The deployment is then executed and the results parsed:

var deployParams=['force:mdapi:deploy', '-d', 'src',
                  '-u', username, '--json'];

var resultJSON=child_process.execFileSync('sfdx', deployParams);
var result=JSON.parse(resultJSON);

Then the code enters a loop that continues until the deployment has completed:

var status=result.result.status;
while (-1==(['Succeeded', 'Canceled', 'Failed'].indexOf(status))) {

Next I generate a message to display to the user - the status of the deployment and, if it isn’t queued, the number of components deployed and the total number:

var msg='Deployment ' + status;
if ('Queued'!=status) {
    msg+=' (' + result.result.numberComponentsDeployed + '/' +
                result.result.numberComponentsTotal + ')'
}
console.log(msg);

Then I execute the report on the status of the deployment and assign the results to the existing variable - as far as I’ve been able to tell the results of the deploy and deploy report are the same, but this doesn’t appear to be documented anywhere so may be subject to change:

var reportParams=['force:mdapi:deploy:report', '-i', result.result.id,
                          '-u', username, '--json'];
        resultJSON=child_process.execFileSync('sfdx', reportParams);
        result=JSON.parse(resultJSON);
        status=result.result.status;

and round the loop it goes again.

Executing this script generates the following output:

> node deploy.js
Deployment Queued
Deployment Pending (0/0)
Deployment Pending (0/0)
Deployment Pending (0/0)
Deployment InProgress (0/1)
Deployment Succeeded

Conclusion

This script just scratches the surface of what can be done with the results - for example, if any of the components fail it can raise the alarm in the org or elsewhere.

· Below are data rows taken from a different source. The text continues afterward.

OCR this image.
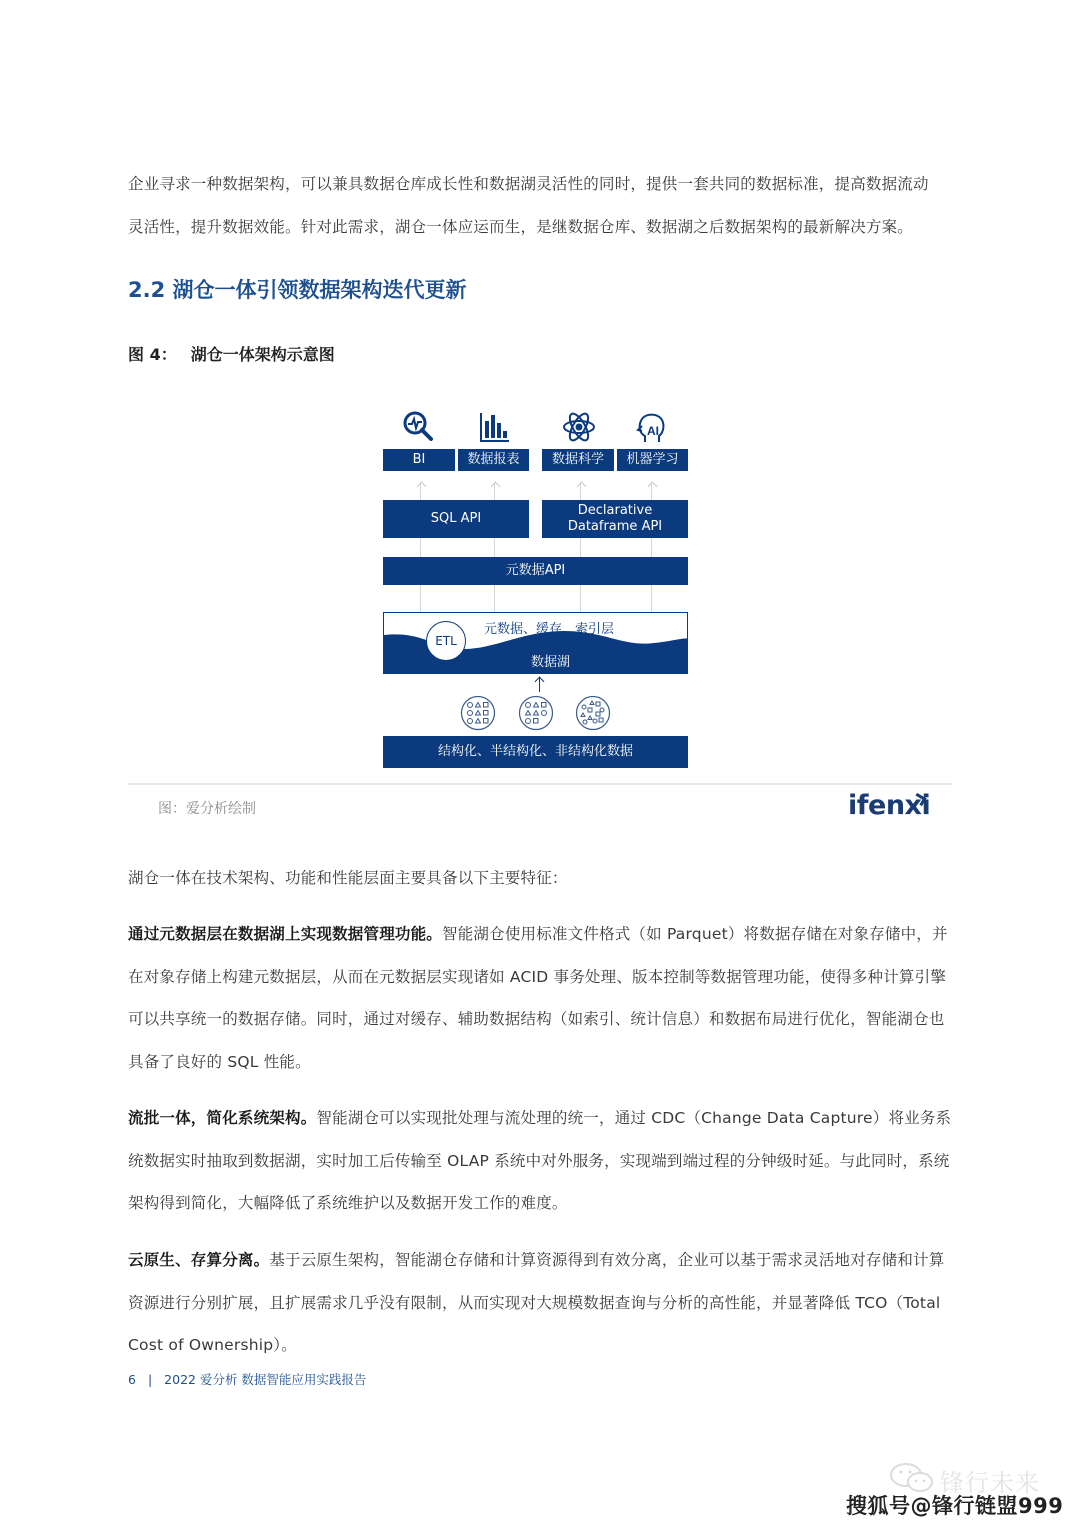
企业寻求一种数据架构，可以兼具数据仓库成长性和数据湖灵活性的同时，提供一套共同的数据标准，提高数据流动
灵活性，提升数据效能。针对此需求，湖仓一体应运而生，是继数据仓库、数据湖之后数据架构的最新解决方案。
2.2 湖仓一体引领数据架构迭代更新
图 4： 湖仓一体架构示意图
AI
BI	数据报表	数据科学	机器学习
SQL API
Declarative
Dataframe API
元数据API
ETL
元数据、缓存、索引层
数据湖
结构化、半结构化、非结构化数据
图：爱分析绘制	ifenxi
湖仓一体在技术架构、功能和性能层面主要具备以下主要特征：
通过元数据层在数据湖上实现数据管理功能。智能湖仓使用标准文件格式（如 Parquet）将数据存储在对象存储中，并在对象存储上构建元数据层，从而在元数据层实现诸如 ACID 事务处理、版本控制等数据管理功能，使得多种计算引擎可以共享统一的数据存储。同时，通过对缓存、辅助数据结构（如索引、统计信息）和数据布局进行优化，智能湖仓也具备了良好的 SQL 性能。
流批一体，简化系统架构。智能湖仓可以实现批处理与流处理的统一，通过 CDC（Change Data Capture）将业务系统数据实时抽取到数据湖，实时加工后传输至 OLAP 系统中对外服务，实现端到端过程的分钟级时延。与此同时，系统架构得到简化，大幅降低了系统维护以及数据开发工作的难度。
云原生、存算分离。基于云原生架构，智能湖仓存储和计算资源得到有效分离，企业可以基于需求灵活地对存储和计算资源进行分别扩展，且扩展需求几乎没有限制，从而实现对大规模数据查询与分析的高性能，并显著降低 TCO（Total Cost of Ownership）。
6 | 2022 爱分析 数据智能应用实践报告
锋行未来
搜狐号@锋行链盟999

It also polls continuously, which I wouldn’t recommend for a large number of components - I typically sleep for a few seconds in between each request. It also doesn’t do much with the final result aside from writing it to the screen. 

The SFDX force:mdapi:deploy command does have a ‘-w’ option to wait a specified period of time for the deployment to complete, which if set to -1 reports the progress at regular intervals in a very similar way until the deployment completes. This is fine if you are happy to wait until the end before taking any further action, but I like this granularity so that I can take action as soon as something happens. You should use what works for you.